The effects of ING5 domains on phenotypes and related proteins of gastric cancer cells FLAG-tagged wild-type (WT) and mutant (M1–M4) ING5 fragments were inserted into pcDNA3.1 vector (A). These WT and mutant ING5-expressing plasmids were transfected into SGC-7901 cells by Western blot (B), and all transfectants were subjected to the examination of cell viability (C). After treatment with cisplatin (10 μmol/L, 36 h), we also employed PI-Annexin V-FITC staining to examine apoptosis (D). Transwell assay was utilized to observe migration and invasion (E). Finally, phenotype-related proteins were screened by western blot (F).

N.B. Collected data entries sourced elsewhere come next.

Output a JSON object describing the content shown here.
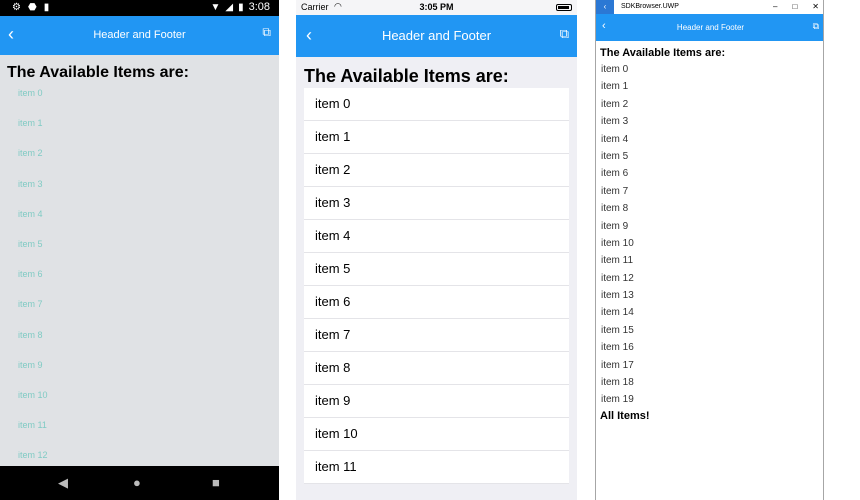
{
  "android": {
    "status": {
      "time": "3:08"
    },
    "toolbar": {
      "back_icon": "arrow-left-icon",
      "title": "Header and Footer",
      "external_icon": "external-link-icon"
    },
    "header": "The Available Items are:",
    "items": [
      "item 0",
      "item 1",
      "item 2",
      "item 3",
      "item 4",
      "item 5",
      "item 6",
      "item 7",
      "item 8",
      "item 9",
      "item 10",
      "item 11",
      "item 12"
    ],
    "colors": {
      "toolbar": "#2196f3",
      "item_text": "#80cbc4",
      "background": "#e0e2e5"
    }
  },
  "ios": {
    "status": {
      "carrier": "Carrier",
      "time": "3:05 PM"
    },
    "toolbar": {
      "back_icon": "chevron-left-icon",
      "title": "Header and Footer",
      "external_icon": "external-link-icon"
    },
    "header": "The Available Items are:",
    "items": [
      "item 0",
      "item 1",
      "item 2",
      "item 3",
      "item 4",
      "item 5",
      "item 6",
      "item 7",
      "item 8",
      "item 9",
      "item 10",
      "item 11"
    ],
    "colors": {
      "toolbar": "#2196f3",
      "background": "#efeff4"
    }
  },
  "uwp": {
    "titlebar": {
      "app_name": "SDKBrowser.UWP",
      "minimize": "–",
      "maximize": "□",
      "close": "✕"
    },
    "toolbar": {
      "back_icon": "chevron-left-icon",
      "title": "Header and Footer",
      "external_icon": "external-link-icon"
    },
    "header": "The Available Items are:",
    "items": [
      "item 0",
      "item 1",
      "item 2",
      "item 3",
      "item 4",
      "item 5",
      "item 6",
      "item 7",
      "item 8",
      "item 9",
      "item 10",
      "item 11",
      "item 12",
      "item 13",
      "item 14",
      "item 15",
      "item 16",
      "item 17",
      "item 18",
      "item 19"
    ],
    "footer": "All Items!",
    "colors": {
      "toolbar": "#2196f3",
      "titlebar_back": "#2b78d4"
    }
  }
}
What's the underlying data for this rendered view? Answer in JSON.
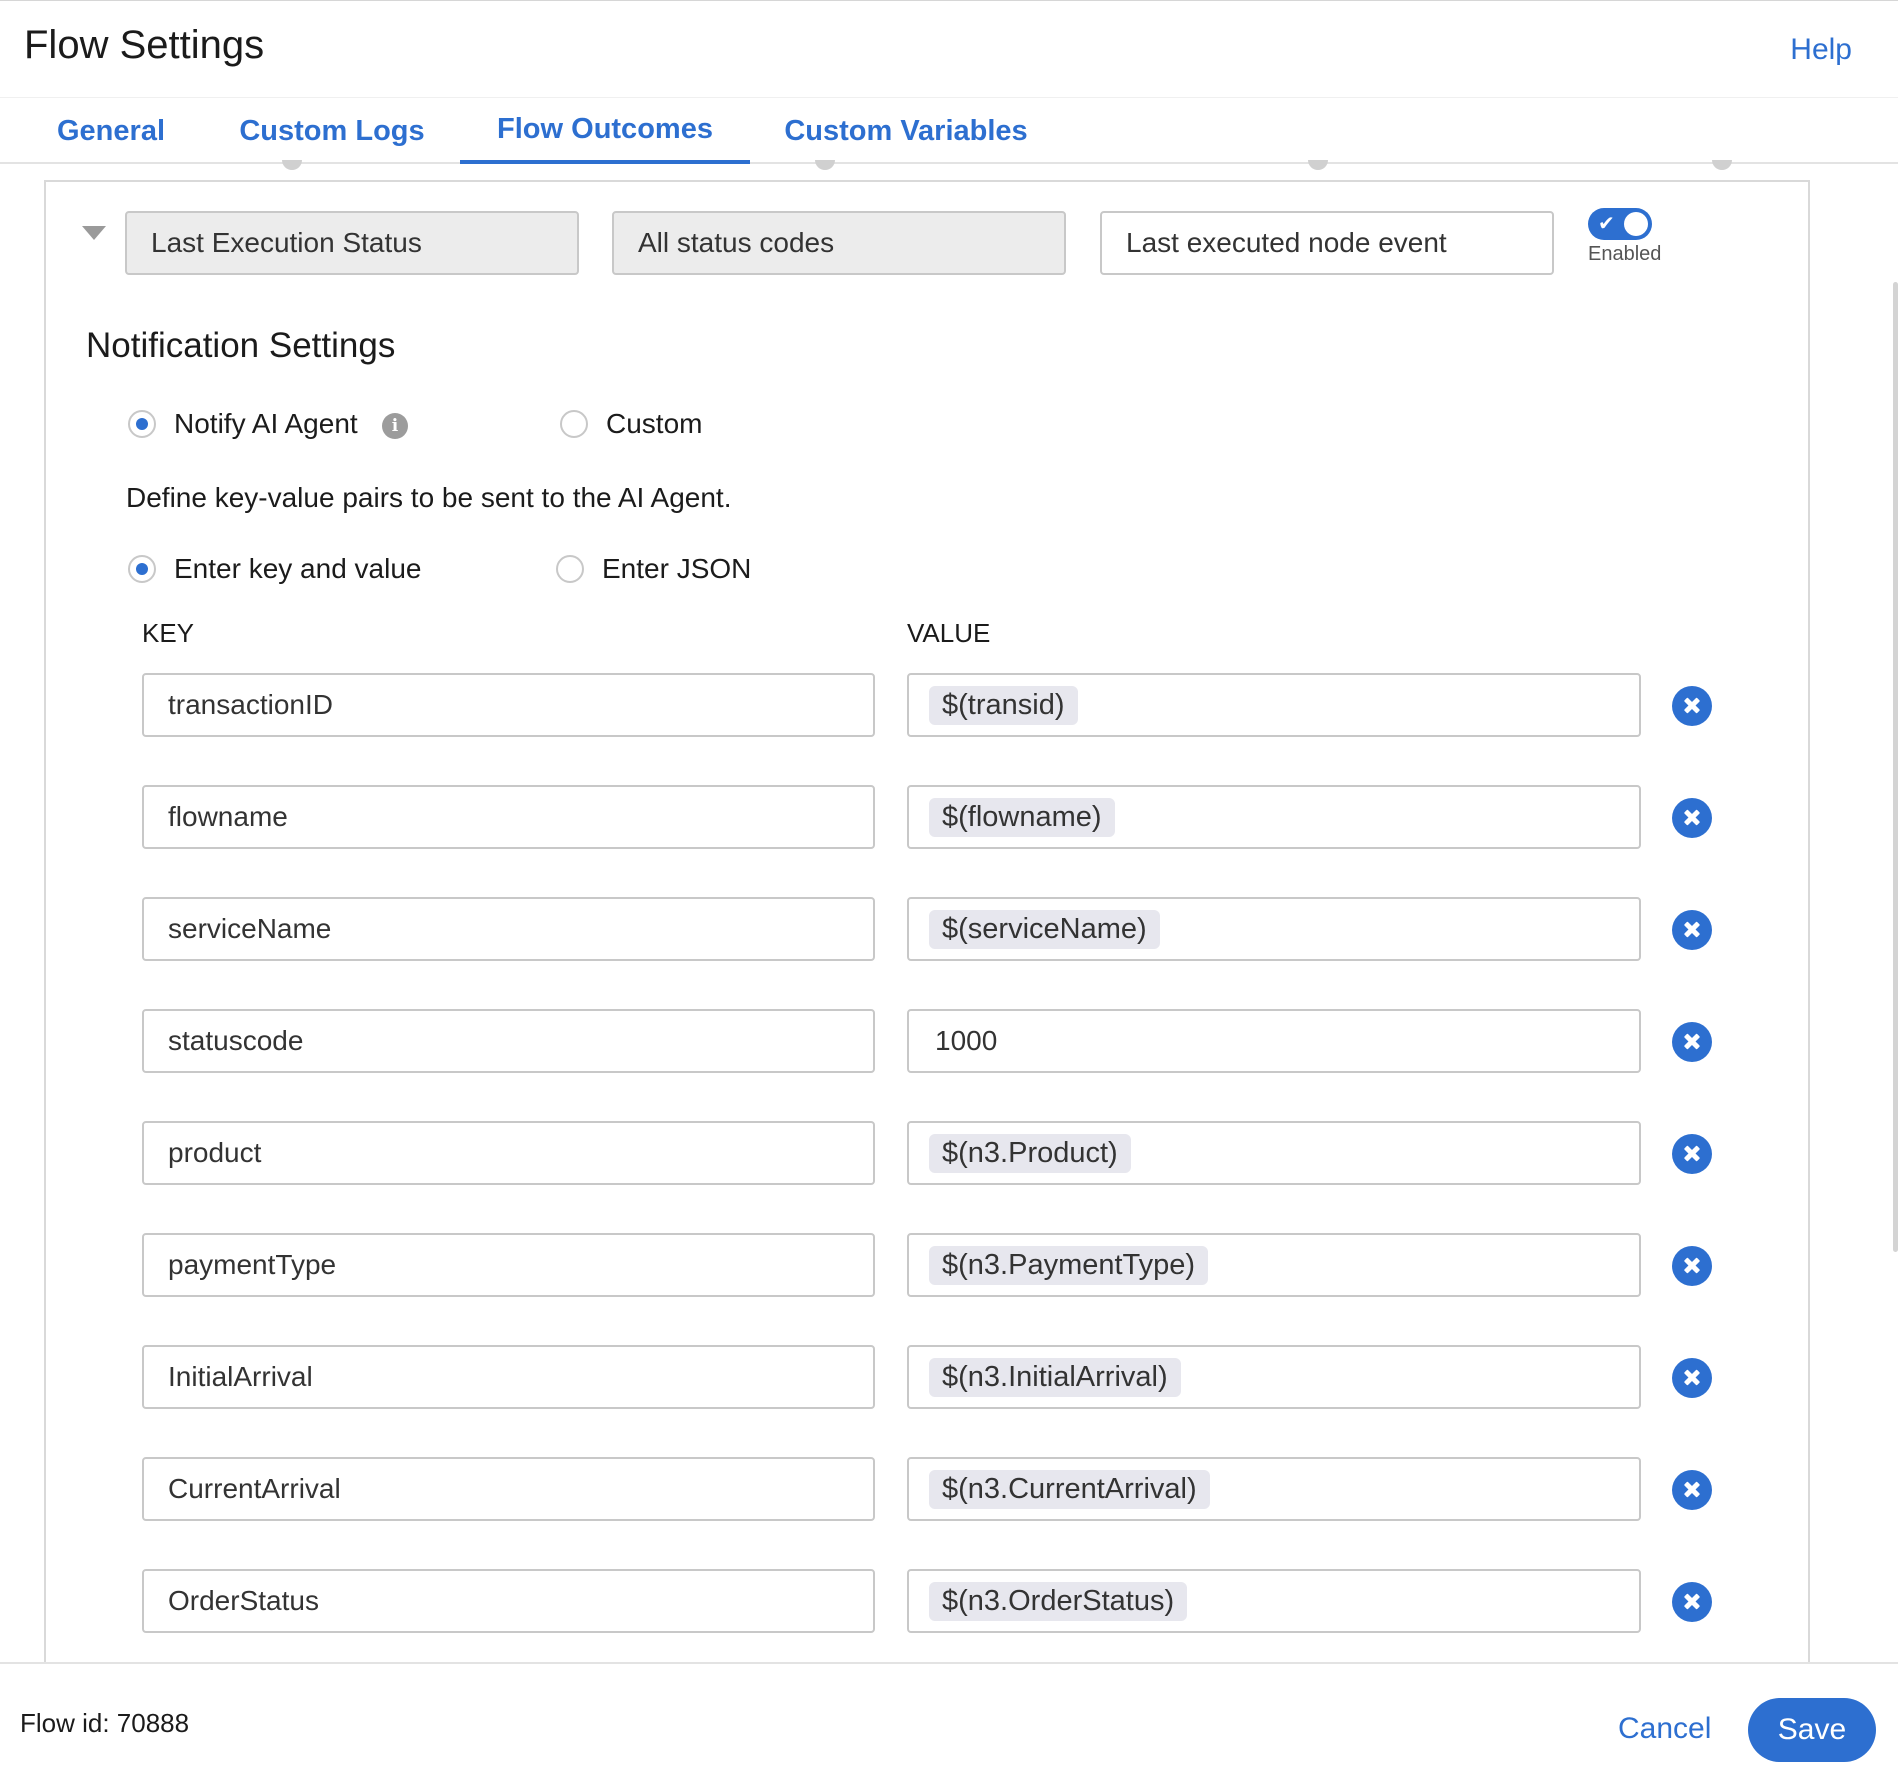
{
  "header": {
    "title": "Flow Settings",
    "help": "Help"
  },
  "tabs": [
    {
      "label": "General"
    },
    {
      "label": "Custom Logs"
    },
    {
      "label": "Flow Outcomes"
    },
    {
      "label": "Custom Variables"
    }
  ],
  "outcome": {
    "condition": "Last Execution Status",
    "status_codes": "All status codes",
    "event": "Last executed node event",
    "toggle_label": "Enabled",
    "enabled": true
  },
  "notification": {
    "title": "Notification Settings",
    "notify_ai_agent": "Notify AI Agent",
    "custom": "Custom",
    "description": "Define key-value pairs to be sent to the AI Agent.",
    "enter_key_value": "Enter key and value",
    "enter_json": "Enter JSON",
    "key_header": "KEY",
    "value_header": "VALUE",
    "pairs": [
      {
        "key": "transactionID",
        "value": "$(transid)"
      },
      {
        "key": "flowname",
        "value": "$(flowname)"
      },
      {
        "key": "serviceName",
        "value": "$(serviceName)"
      },
      {
        "key": "statuscode",
        "value": "1000"
      },
      {
        "key": "product",
        "value": "$(n3.Product)"
      },
      {
        "key": "paymentType",
        "value": "$(n3.PaymentType)"
      },
      {
        "key": "InitialArrival",
        "value": "$(n3.InitialArrival)"
      },
      {
        "key": "CurrentArrival",
        "value": "$(n3.CurrentArrival)"
      },
      {
        "key": "OrderStatus",
        "value": "$(n3.OrderStatus)"
      }
    ]
  },
  "footer": {
    "flow_id": "Flow id: 70888",
    "cancel": "Cancel",
    "save": "Save"
  },
  "colors": {
    "accent": "#2d6fd0",
    "border": "#c8c8c8",
    "chip": "#e7e7ee"
  }
}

Note: *, compared with mutant, p<0.05.

Figure 6

The effects of conditional ING5 knockout on gastric carcinogenesis PCR primers were designed (A) and used for PCR of tail (B) DNA. We performed tube (C) and in situ (D) PCR amplification targeting mutant and deleted ING5 using the stomach samples of Capn8-cre/ING5^f/f (CapnI5), Atp4b-cre/ING5^f/f (AtpI5), PGC-cre/ING^f/f (PGCI5), Pdx1-cre/ING5^f/f (PdxI5), and K19-cre/ING^f/f (K19I5) and. MNU was orally administered into these wild-type and conditional knockout mice in accordance with the schedule (E). The stomach of wild-type (WT) and knockout (KO) mice was grossly (F) and histologically (G) observed with or without exposure to MNU (240 mg/L) until 68 weeks. The histological findings on the gastric lesions are summarized in (H).P, primer; NC, negative control.